The third problem is the adverse effect of the journal citation index, which causes papers to be concentrated in a few popular journals. If you are a researcher about to publish a paper, you naturally want your paper to be published in journals such as Cell, Nature, and Science, which boast world-class authority. This is because the journal citation index of these journals is the highest. If the bias towards certain journals becomes excessive, publishing a paper may become more important to researchers than the research itself.
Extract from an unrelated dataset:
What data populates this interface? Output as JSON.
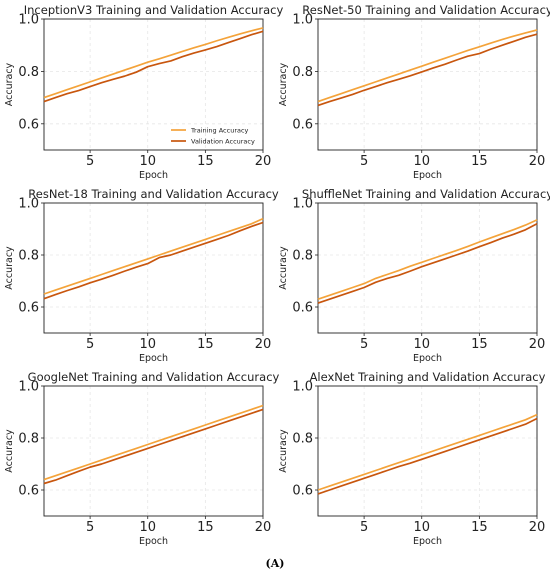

The culture of only recognizing papers published in top journals has become a global phenomenon. If the “luxury principle,” which undervalues the diligent research process and emphasizes only visible results, continues, it could distort the very nature of science. In addition, some journals promote “self-citation,” or citation of papers published in their own journals, in order to increase their citation index. As such, evaluation through journal citation index is creating irrational and unethical competition.
Of course, the Journal Impact Factor is not without its drawbacks. The reason why the Journal Impact Factor is widely used is because it has the advantage of enabling quick and easy evaluation of researchers. The editors of each journal act as “expert evaluators.” They quickly sort out important and noteworthy research from the flood of research results. In today’s rapidly changing and expanding scientific community, this is an indispensable benefit.
However, we have already seen that there are fatal problems behind this convenience. The first is the statistical trap, which means that the journal citation index may differ from the actual number of citations of individual papers. The second is that the citation index does not take into account the characteristics of individual disciplines. It has been pointed out that in some disciplines, the number of citations is almost irrelevant to influence. The last problem is that this evaluation method is creating a monopoly structure of a few well-known journals, causing wasteful competition in the scientific community.
To overcome the above problems and achieve proper scientific development, the scientific community is currently seeking new evaluation standards. The simplest solution is to reflect the number of citations of individual researchers in the evaluation. This is an alternative to correcting the statistical pitfalls. Another method is to use a correction index that reflects the special characteristics of each discipline. If the journal index of a paper is divided by the average number of citations of the top 20% of journals in the field to which the paper belongs, the correction index can be used to normalize the special characteristics of each discipline. Encouraging peer review to develop qualitative evaluation criteria rather than quantitative evaluation criteria such as journal impact factor or number of citations would be a more fundamental alternative. What is required of the scientific community now is self-reflection and communication to devise a reasonable evaluation method.